When Death comes, it cares not what God you do or do not believe in;
Whether you went to temple, church, mosque or Sunday brunch.
It cares not what’s in your bank account, or on your to do list.
It certainly cares not whether you are ready.

When Grief comes, it comes ripping shreds of flesh from emotional bones
Filling them with marrow of sorrow.
It cares not how many birthdays you’ve had
Nor how many degrees hang on your wall.

Grief comes bringing unbelievable pain and intolerable numbness.
It comes bringing more questions than answers.
It may come as a gentle wave on the shore Or as a tidal wave tossing you under and over.

Grief comes without respect to place, or time or status.
It wreaks havoc with equilibrium and motivation.
It causes doubt, isolation and disorientation.
It is unilaterally deaf to desperate pleas for mercy.

When Grief comes, it comes without kindness or compassion.
It cares not that you are overflowing with it and unable to breathe.
It cares not that it brands epitaphs on your heart.
It cares only that it change you forever.

Death Is Imminent

When I try to explain how I can help with the last days or even with the grieving period, I get a little tongue tied. I don’t have a set formula or pat answers to any situation. What I have is intuition that leads me to suggest things to a particular person in a particular situation that remedies a particular suffering. Something I might never again suggest to anyone else.

Dying is the most intimate occasion of our lives.

People die the way they live, so while one may prefer to have every family member around their bed as they cross the threshold, another might prefer to slip quietly across in the middle of the night with no foreshadowing.

My gift is to listen to what is being said, and what isn’t being said, to see what is forthright and what is hidden, in order to offer alternatives that offer physical, emotional and spiritual comfort to each individual involved.

“What can you do for us?”

I can only answer that question one way; in a half hour face to face consultation where I ask a series of questions to ascertain what is most important to you at this time.

From those answers we could have a very good conversation about how I, as an end of life doula, could assist in your current situation.

When I tell people what I do, there are two reactions:

  • 1) “Wow. I wish we’d known about that when my loved one was dying.” Or…
  • 2) “Oh.”

I hate both those responses, the first one is about missed opportunities through lack of knowledge. You can’t know what you don’t know, right? But if you had only known you could’ve made a different choice.

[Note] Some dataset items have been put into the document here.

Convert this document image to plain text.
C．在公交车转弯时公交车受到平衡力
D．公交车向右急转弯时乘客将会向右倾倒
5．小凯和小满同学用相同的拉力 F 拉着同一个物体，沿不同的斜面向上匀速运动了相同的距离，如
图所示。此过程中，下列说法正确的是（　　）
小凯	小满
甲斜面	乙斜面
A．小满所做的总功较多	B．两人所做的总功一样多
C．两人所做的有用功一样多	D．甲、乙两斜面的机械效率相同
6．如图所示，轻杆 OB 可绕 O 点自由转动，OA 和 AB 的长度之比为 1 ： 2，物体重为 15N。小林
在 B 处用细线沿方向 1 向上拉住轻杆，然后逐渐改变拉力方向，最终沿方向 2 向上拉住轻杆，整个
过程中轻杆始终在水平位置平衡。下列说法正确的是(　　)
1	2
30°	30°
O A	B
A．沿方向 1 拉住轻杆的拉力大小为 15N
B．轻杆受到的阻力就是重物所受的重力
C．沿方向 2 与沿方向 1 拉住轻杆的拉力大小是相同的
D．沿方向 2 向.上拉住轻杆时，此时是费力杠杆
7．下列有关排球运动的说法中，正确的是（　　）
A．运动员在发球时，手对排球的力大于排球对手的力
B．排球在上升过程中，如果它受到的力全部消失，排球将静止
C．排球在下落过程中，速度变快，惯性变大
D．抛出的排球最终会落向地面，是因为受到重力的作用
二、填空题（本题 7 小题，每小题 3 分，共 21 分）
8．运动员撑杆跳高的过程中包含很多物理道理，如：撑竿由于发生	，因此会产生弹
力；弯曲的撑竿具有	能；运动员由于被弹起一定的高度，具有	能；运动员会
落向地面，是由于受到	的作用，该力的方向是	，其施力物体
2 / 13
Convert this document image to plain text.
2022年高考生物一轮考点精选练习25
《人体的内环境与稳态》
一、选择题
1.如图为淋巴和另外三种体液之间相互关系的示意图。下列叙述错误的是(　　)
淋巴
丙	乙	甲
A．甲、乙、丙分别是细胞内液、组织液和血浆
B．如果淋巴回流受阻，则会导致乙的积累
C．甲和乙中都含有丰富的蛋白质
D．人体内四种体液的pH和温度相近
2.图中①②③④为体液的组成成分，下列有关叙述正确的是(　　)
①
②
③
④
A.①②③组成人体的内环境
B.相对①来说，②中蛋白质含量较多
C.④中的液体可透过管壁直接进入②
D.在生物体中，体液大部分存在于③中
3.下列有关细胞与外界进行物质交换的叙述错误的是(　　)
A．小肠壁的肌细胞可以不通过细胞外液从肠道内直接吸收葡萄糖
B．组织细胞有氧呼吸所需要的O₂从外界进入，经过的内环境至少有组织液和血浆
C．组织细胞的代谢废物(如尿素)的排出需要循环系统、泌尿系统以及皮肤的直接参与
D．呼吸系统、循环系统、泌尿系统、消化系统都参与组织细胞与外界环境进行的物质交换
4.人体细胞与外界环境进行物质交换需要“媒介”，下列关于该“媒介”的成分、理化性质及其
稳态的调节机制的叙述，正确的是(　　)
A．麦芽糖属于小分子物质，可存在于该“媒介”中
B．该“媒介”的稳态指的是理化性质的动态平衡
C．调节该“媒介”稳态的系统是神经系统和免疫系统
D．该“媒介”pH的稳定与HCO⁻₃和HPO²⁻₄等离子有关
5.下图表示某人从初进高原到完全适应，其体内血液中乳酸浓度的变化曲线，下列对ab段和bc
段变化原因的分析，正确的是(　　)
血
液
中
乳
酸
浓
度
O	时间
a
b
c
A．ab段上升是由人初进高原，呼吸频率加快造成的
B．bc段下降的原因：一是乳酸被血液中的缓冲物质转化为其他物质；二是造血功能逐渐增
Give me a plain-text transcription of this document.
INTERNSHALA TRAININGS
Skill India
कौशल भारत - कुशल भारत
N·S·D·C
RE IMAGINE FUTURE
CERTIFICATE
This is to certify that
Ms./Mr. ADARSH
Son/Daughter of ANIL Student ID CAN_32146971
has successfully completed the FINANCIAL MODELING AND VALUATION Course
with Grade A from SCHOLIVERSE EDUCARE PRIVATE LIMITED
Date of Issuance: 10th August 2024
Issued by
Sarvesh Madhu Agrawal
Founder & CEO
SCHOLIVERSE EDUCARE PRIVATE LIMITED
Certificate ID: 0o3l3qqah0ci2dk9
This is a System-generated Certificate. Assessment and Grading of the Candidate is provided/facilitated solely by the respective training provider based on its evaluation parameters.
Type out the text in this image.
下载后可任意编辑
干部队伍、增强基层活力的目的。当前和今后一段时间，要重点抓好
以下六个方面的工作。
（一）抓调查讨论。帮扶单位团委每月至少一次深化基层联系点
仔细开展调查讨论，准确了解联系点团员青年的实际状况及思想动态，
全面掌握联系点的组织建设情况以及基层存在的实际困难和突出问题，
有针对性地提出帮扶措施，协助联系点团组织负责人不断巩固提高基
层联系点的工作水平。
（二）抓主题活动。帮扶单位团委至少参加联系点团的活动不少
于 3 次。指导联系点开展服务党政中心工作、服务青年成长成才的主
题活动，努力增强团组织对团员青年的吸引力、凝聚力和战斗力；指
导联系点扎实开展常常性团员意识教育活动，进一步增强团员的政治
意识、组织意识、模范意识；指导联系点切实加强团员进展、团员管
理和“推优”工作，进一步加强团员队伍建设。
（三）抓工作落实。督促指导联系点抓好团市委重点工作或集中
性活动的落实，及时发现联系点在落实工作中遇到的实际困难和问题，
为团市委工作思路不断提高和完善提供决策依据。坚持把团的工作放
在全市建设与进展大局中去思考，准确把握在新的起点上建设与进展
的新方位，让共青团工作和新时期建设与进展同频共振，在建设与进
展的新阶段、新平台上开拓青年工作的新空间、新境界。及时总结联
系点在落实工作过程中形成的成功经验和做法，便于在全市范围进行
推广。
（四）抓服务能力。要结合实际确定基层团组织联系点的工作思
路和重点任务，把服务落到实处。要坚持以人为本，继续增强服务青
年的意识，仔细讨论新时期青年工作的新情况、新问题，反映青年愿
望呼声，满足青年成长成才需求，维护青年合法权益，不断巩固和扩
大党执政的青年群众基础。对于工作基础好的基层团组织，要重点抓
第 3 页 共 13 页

The second one is equally disappointing because in that one word so much is conveyed…”I’m not comfortable with that topic.” It means, when the time comes they likely will not remember to call someone like me to help navigate the emotional waters.

But I’d rather hear those words than. . .

“We should’ve called you.”

I can do no more than offer my service and share a vision with you. You are the one who has to decide to push through the inherited societal discomfort around death to embrace a new way of doing things. I will never ‘sell you’ on my services. I won’t try to convince you that this is the best thing to do in your situation. I won’t do it. Do I think everyone can benefit…yes absolutely. There isn’t one single circumstance I can think of that wouldn’t.

Even if YOU are an end of life doula, you can benefit from an end of life doula!!!

But I won’t sell you on it. It will either resonate or it won’t. But please don’t ever come back to me and say ‘we should’ve…’

My heart can’t take it.

If dying is the most intimate experience of our lives, then grieving is its counterpart for those left behind.

It is truly never too late to call me. The death has occurred, the funeral or memorial service is over, and you find yourself ruminating over what you now think you should’ve done better or differently.

Not only can we explore some rituals to help you over this hump, we can also begin right now to prepare for your own death so that your loved ones will not have your same experience. We can start conversations, create your vision and get everyone on the same page…even if that page doesn’t get turned for many years to come.

Death is imminent for all of us, the only difference is that some of us realize it.